Low levels of radiation from the March 2011 nuclear accident in Fukushima, Japan, should be reaching the west coast of the United States by April, and states and volunteers will be monitoring levels.
USA Today reports that the federal government
doesn’t monitor radiation in ocean water, but the state of California does because of nearby nuclear reactors. Washington state also does not monitor ocean water, but volunteers are set to collect water samples and funds to pay for the testing,
reports the Mukilteo Beacon in Washington.
Oregon park rangers regularly test seawater for Cesium 137 and iodine 131, which exists in low levels as a result of nuclear testing in the 1950s and 1960s.
Chemical oceanographer Ken Buesseler of the Woods Hole Oceanographic Institution in Massachusetts is calling for more testing of the Pacific waters as the radiation approaches. But he doesn't want to sound like an alarmist.
"We can make predictions, we can do models. But unless you have results, how will we know it's safe?" Buesseler said.
A 9.0 magnitude earthquake struck off the Japanese coast on March 11, 2011, triggering a tsunami that knocked out power at the Fukushima Daiichi nuclear power plant. Three reactors went into meltdown, leaking radiation.
Cesium 134, which is a signature of the Fukushima meltdown, already has been detected on the coast of Alaska and Canada. It is expected to work its way south.
Cesium 134 has a half-life of two years, meaning that levels already have been reduced more than half since the radiation began its journey toward the U.S. coast.
Those volunteering to collect samples will send them to Buesseler's lab in Massachusetts for testing. His project will use crowd-sourced funding to pay for the testing.
Meanwhile, Bloomberg reports that atmospheric radiation levels in Tokyo are at the same level as before the Fukushima accident and are below those in Paris and London.
The average radiation level in central Tokyo was 0.0339 microsieverts per hour in Shinjuku Ward on March 6, data from the Tokyo Metropolitan Institute of Public Health show. That's about the same as the day before the earthquake and tsunami.
That reading compares with 0.085 microsieverts in London and 0.108 microsieverts in Seoul on March 3, and 0.057 microsieverts in Paris on Feb. 27, according to a compilation of world monitoring sites on the website of the Japan National Tourism Organization.
Radiation occurs naturally in the environment. While a careful search could still reveal trace levels of Fukushima-linked radioactivity in Tokyo, it now barely registers over readings from background sources, such as solar particles, rocks and soil, said Kathryn Higley, who heads the nuclear engineering and radiation health physics department at Oregon State University in Corvallis. Other cities probably have higher radiation levels because of natural sources, she said.

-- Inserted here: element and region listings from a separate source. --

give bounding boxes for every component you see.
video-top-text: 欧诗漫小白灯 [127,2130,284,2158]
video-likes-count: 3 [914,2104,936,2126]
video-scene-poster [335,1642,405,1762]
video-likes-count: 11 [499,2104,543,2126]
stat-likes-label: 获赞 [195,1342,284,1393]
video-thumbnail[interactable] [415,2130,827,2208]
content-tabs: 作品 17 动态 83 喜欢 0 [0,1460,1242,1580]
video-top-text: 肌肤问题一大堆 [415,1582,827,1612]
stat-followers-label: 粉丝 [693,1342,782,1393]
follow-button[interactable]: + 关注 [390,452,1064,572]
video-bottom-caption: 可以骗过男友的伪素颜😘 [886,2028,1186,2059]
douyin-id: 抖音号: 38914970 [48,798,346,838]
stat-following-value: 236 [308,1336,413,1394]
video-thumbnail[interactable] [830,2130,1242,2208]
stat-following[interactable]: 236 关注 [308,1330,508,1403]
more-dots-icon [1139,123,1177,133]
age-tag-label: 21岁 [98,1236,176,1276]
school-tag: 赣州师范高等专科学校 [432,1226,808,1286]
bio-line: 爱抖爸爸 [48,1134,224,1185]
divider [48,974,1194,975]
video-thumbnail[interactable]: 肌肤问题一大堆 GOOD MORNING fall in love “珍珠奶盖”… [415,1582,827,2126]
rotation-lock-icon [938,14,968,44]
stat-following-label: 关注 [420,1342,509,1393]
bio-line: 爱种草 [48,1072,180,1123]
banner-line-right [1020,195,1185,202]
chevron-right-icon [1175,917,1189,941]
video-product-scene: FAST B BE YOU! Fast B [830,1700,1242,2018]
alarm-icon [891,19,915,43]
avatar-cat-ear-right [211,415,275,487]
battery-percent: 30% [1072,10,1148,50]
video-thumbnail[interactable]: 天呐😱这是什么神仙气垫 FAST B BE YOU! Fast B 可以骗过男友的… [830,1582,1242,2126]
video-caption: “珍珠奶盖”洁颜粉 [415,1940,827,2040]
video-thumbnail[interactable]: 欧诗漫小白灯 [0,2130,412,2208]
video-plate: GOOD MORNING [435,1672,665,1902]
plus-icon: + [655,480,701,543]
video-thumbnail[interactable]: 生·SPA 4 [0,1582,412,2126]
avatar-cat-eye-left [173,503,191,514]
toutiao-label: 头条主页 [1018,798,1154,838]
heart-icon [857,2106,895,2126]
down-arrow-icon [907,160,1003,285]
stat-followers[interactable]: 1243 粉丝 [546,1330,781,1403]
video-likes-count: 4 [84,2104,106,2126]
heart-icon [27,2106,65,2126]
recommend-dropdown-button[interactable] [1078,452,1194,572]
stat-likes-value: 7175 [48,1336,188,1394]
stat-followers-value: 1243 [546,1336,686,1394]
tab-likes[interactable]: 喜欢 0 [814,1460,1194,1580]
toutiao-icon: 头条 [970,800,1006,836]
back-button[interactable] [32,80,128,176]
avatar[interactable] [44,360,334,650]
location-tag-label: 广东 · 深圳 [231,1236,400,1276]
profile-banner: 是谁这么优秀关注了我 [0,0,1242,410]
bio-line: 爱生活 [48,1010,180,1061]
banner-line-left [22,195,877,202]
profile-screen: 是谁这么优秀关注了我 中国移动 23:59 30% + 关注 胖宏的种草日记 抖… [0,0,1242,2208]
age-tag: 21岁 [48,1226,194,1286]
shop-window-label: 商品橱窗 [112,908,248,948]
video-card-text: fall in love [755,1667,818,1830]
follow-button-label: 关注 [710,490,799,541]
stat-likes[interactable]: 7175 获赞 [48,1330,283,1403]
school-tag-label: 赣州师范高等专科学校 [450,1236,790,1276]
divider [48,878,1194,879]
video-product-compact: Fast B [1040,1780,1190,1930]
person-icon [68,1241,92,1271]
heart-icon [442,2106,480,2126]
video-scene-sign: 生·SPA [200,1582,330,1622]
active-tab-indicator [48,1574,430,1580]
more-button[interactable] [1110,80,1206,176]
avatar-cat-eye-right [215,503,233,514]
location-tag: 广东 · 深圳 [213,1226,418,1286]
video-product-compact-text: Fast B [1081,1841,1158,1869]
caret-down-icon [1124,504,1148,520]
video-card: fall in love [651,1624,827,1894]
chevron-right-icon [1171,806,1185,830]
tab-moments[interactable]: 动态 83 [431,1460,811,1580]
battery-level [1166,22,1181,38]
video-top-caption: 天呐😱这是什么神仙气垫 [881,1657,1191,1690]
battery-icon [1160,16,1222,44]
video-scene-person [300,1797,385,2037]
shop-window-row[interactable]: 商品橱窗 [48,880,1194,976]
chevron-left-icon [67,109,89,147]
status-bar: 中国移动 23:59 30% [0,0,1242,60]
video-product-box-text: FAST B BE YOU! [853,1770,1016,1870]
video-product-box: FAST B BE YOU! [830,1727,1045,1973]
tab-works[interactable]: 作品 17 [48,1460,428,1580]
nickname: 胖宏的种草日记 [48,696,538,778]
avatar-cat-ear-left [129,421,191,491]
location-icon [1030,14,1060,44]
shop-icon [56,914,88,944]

Radiation levels in central Tokyo rose as high as 0.809 microsieverts per hour on March 15, 2011, about 24 times the day before
the accident, prompting thousands of expatriates to flee Japan in the following months.
Last year's record number of foreign visitors to the
country and rising enrollment at international schools show how those concerns have abated, as Tokyo's radiation readings fall below those in other major cities.

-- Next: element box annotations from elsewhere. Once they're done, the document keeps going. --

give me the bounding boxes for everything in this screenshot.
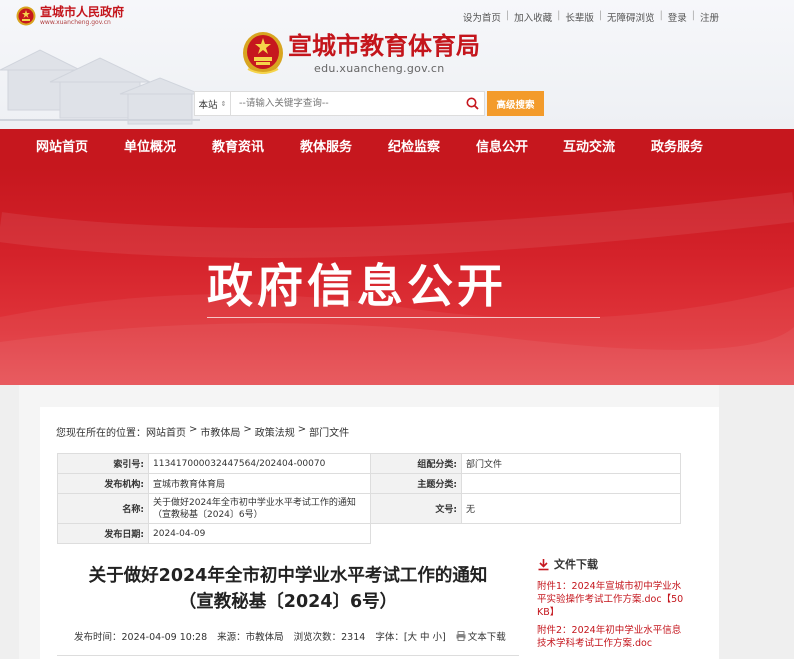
breadcrumb-item-home[interactable]: 网站首页	[146, 424, 186, 439]
breadcrumb-separator: >	[243, 424, 252, 435]
gov-domain: www.xuancheng.gov.cn	[40, 19, 111, 26]
article-meta: 发布时间：2024-04-09 10:28 来源：市教体局 浏览次数：2314 …	[74, 629, 516, 643]
article-title-line1: 关于做好2024年全市初中学业水平考试工作的通知	[88, 566, 488, 586]
document-meta-table: 索引号: 113417000032447564/202404-00070 组配分…	[57, 453, 681, 544]
nav-item-about[interactable]: 单位概况	[124, 129, 176, 167]
nav-item-discipline[interactable]: 纪检监察	[388, 129, 440, 167]
gov-name: 宣城市人民政府	[40, 5, 125, 19]
article-title: 关于做好2024年全市初中学业水平考试工作的通知 （宣教秘基〔2024〕6号）	[57, 563, 519, 615]
name-value: 关于做好2024年全市初中学业水平考试工作的通知（宣教秘基〔2024〕6号）	[148, 493, 371, 524]
top-links: 设为首页 | 加入收藏 | 长辈版 | 无障碍浏览 | 登录 | 注册	[462, 10, 720, 24]
doc-number-label: 文号:	[370, 493, 462, 524]
index-value: 113417000032447564/202404-00070	[148, 453, 371, 474]
printer-icon	[456, 631, 466, 641]
search-bar: 本站 ⇕	[194, 91, 485, 116]
banner: 政府信息公开	[0, 167, 794, 385]
national-emblem-icon	[243, 32, 283, 74]
publish-date-label: 发布日期:	[57, 523, 149, 544]
link-separator: |	[598, 10, 603, 21]
nav-item-news[interactable]: 教育资讯	[212, 129, 264, 167]
register-link[interactable]: 注册	[699, 10, 720, 24]
banner-title: 政府信息公开	[207, 259, 507, 313]
breadcrumb: 您现在所在的位置： 网站首页 > 市教体局 > 政策法规 > 部门文件	[56, 424, 349, 439]
publisher-value: 宣城市教育体育局	[148, 473, 371, 494]
set-homepage-link[interactable]: 设为首页	[462, 10, 502, 24]
file-downloads: 文件下载 附件1：2024年宣城市初中学业水平实验操作考试工作方案.doc【50…	[537, 556, 687, 650]
doc-number-value: 无	[461, 493, 681, 524]
subject-category-value: 部门文件	[461, 453, 681, 474]
topic-category-value	[461, 473, 681, 494]
search-scope-select[interactable]: 本站 ⇕	[195, 92, 231, 115]
national-emblem-icon	[16, 6, 36, 25]
breadcrumb-prefix: 您现在所在的位置：	[56, 428, 146, 439]
breadcrumb-item-bureau[interactable]: 市教体局	[200, 424, 240, 439]
nav-item-gov-services[interactable]: 政务服务	[651, 129, 703, 167]
site-title: 宣城市教育体育局	[288, 32, 480, 60]
view-count: 浏览次数：2314	[293, 632, 366, 643]
banner-underline	[207, 317, 600, 318]
subject-category-label: 组配分类:	[370, 453, 462, 474]
updown-arrow-icon: ⇕	[220, 99, 227, 108]
download-icon	[538, 558, 549, 570]
source: 来源：市教体局	[217, 632, 284, 643]
main-nav: 网站首页 单位概况 教育资讯 教体服务 纪检监察 信息公开 互动交流 政务服务	[0, 129, 794, 167]
text-download-label: 文本下载	[467, 632, 506, 643]
nav-item-info-public[interactable]: 信息公开	[476, 129, 528, 167]
add-favorite-link[interactable]: 加入收藏	[513, 10, 553, 24]
link-separator: |	[557, 10, 561, 21]
top-header: 宣城市人民政府 www.xuancheng.gov.cn 设为首页 | 加入收藏…	[0, 0, 794, 129]
accessibility-link[interactable]: 无障碍浏览	[606, 10, 656, 24]
site-domain: edu.xuancheng.gov.cn	[314, 62, 445, 75]
download-link-attachment-2[interactable]: 附件2：2024年初中学业水平信息技术学科考试工作方案.doc	[537, 624, 687, 650]
nav-item-home[interactable]: 网站首页	[36, 129, 88, 167]
article-divider	[57, 655, 519, 656]
breadcrumb-item-dept-docs[interactable]: 部门文件	[309, 424, 349, 439]
gov-logo[interactable]: 宣城市人民政府 www.xuancheng.gov.cn	[16, 5, 124, 26]
link-separator: |	[691, 10, 695, 21]
site-logo[interactable]: 宣城市教育体育局 edu.xuancheng.gov.cn	[242, 31, 480, 75]
publisher-label: 发布机构:	[57, 473, 149, 494]
text-download-link[interactable]: 文本下载	[456, 629, 506, 643]
index-label: 索引号:	[57, 453, 149, 474]
publish-time: 发布时间：2024-04-09 10:28	[74, 632, 208, 643]
search-scope-value: 本站	[198, 99, 218, 111]
empty-cell	[370, 523, 681, 544]
name-label: 名称:	[57, 493, 149, 524]
login-link[interactable]: 登录	[667, 10, 688, 24]
advanced-search-button[interactable]: 高级搜索	[487, 91, 544, 116]
article-title-line2: （宣教秘基〔2024〕6号）	[178, 592, 398, 612]
downloads-heading-text: 文件下载	[554, 558, 598, 571]
breadcrumb-separator: >	[297, 424, 307, 435]
nav-item-services[interactable]: 教体服务	[300, 129, 352, 167]
breadcrumb-item-policy[interactable]: 政策法规	[255, 424, 295, 439]
link-separator: |	[505, 10, 510, 21]
download-link-attachment-1[interactable]: 附件1：2024年宣城市初中学业水平实验操作考试工作方案.doc【50 KB】	[537, 580, 687, 619]
downloads-heading: 文件下载	[537, 556, 687, 572]
search-input[interactable]	[231, 92, 460, 115]
link-separator: |	[659, 10, 663, 21]
publish-date-value: 2024-04-09	[148, 523, 371, 544]
nav-item-interaction[interactable]: 互动交流	[563, 129, 615, 167]
breadcrumb-separator: >	[189, 424, 198, 435]
ancient-architecture-decoration	[0, 49, 200, 125]
font-size-control[interactable]: 字体：[大 中 小]	[375, 629, 445, 643]
elder-mode-link[interactable]: 长辈版	[564, 10, 595, 24]
topic-category-label: 主题分类:	[370, 473, 462, 494]
search-icon[interactable]	[460, 92, 484, 115]
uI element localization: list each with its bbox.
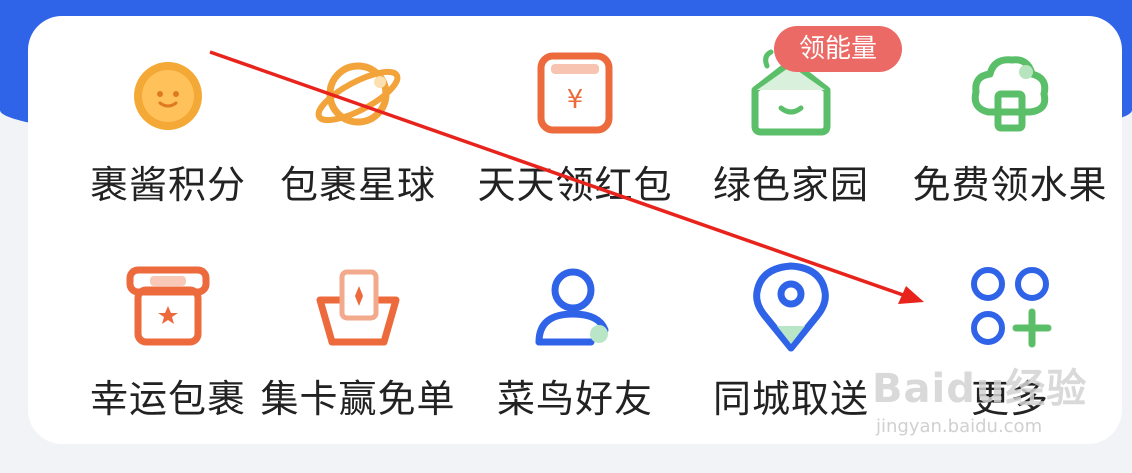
service-label: 集卡赢免单 (260, 377, 456, 421)
service-label: 天天领红包 (477, 163, 673, 207)
service-label: 更多 (970, 377, 1049, 421)
service-label: 绿色家园 (712, 163, 869, 207)
location-pin-icon (745, 260, 837, 352)
service-label: 包裹星球 (279, 163, 436, 207)
friend-icon (529, 260, 621, 352)
services-card: 裹酱积分 包裹星球 ¥ 天天领红包 绿色家园 免费领水果 幸运包裹 集卡赢免单 … (28, 16, 1122, 444)
svg-text:¥: ¥ (567, 85, 584, 115)
red-envelope-icon: ¥ (529, 46, 621, 138)
fruit-tree-icon (964, 46, 1056, 138)
service-item-collect-cards[interactable]: 集卡赢免单 (248, 230, 468, 430)
planet-icon (312, 46, 404, 138)
energy-badge[interactable]: 领能量 (774, 26, 902, 72)
service-item-more[interactable]: 更多 (900, 230, 1120, 430)
service-item-same-city-delivery[interactable]: 同城取送 (681, 230, 901, 430)
card-box-icon (312, 260, 404, 352)
service-item-cainiao-friends[interactable]: 菜鸟好友 (465, 230, 685, 430)
lucky-box-icon (122, 260, 214, 352)
service-label: 菜鸟好友 (496, 377, 653, 421)
service-label: 幸运包裹 (89, 377, 246, 421)
service-item-points[interactable]: 裹酱积分 (58, 16, 278, 216)
coin-face-icon (122, 46, 214, 138)
service-item-planet[interactable]: 包裹星球 (248, 16, 468, 216)
service-item-red-envelope[interactable]: ¥ 天天领红包 (465, 16, 685, 216)
more-grid-icon (964, 260, 1056, 352)
service-item-lucky-package[interactable]: 幸运包裹 (58, 230, 278, 430)
service-label: 免费领水果 (912, 163, 1108, 207)
service-label: 裹酱积分 (89, 163, 246, 207)
service-label: 同城取送 (712, 377, 869, 421)
service-item-free-fruit[interactable]: 免费领水果 (900, 16, 1120, 216)
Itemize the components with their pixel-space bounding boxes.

Closer to the wrecked plant in Fukushima, levels remain high enough to prevent the return of many of the 160,000 residents evacuated after the nuclear accident. In Namie town about 10 kilometers northwest of the plant, levels were as high as 17.59 microsieverts per hour at 8 a.m on March 7, according to prefectural data.
If sustained for a full year, that would be 154 times the maximum possible dose of 1 millisievert per year recommended for public exposure by the International Commission on Radiological Protection. The high radiation has made Namie town part of an area of northeast Japan where it will be a "long time" before residents can return, according to a Feb. 18 presentation by Masako Ogawa, an environment ministry director.
Tests also still find levels higher than the government safety guidelines of 100 becquerels per kilogram of cesium in small amounts of fish caught in Japanese waters, a level that bars those fish from entering the food supply.
Health officials in Fukushima prefecture have tested 254,000 residents aged 18 or under at the time of the disaster and have detected 75 with definitive or suspected thyroid cancer as of Feb. 7, the Asahi Shimbun reported.
Hokuto Hoshi, a doctor involved in the prefectural survey, said the cases aren't thought to be connected to the Fukushima meltdowns because not enough time has elapsed since the accident for the cancer to develop, according to the Asahi.
Bloomberg News contributed to this report.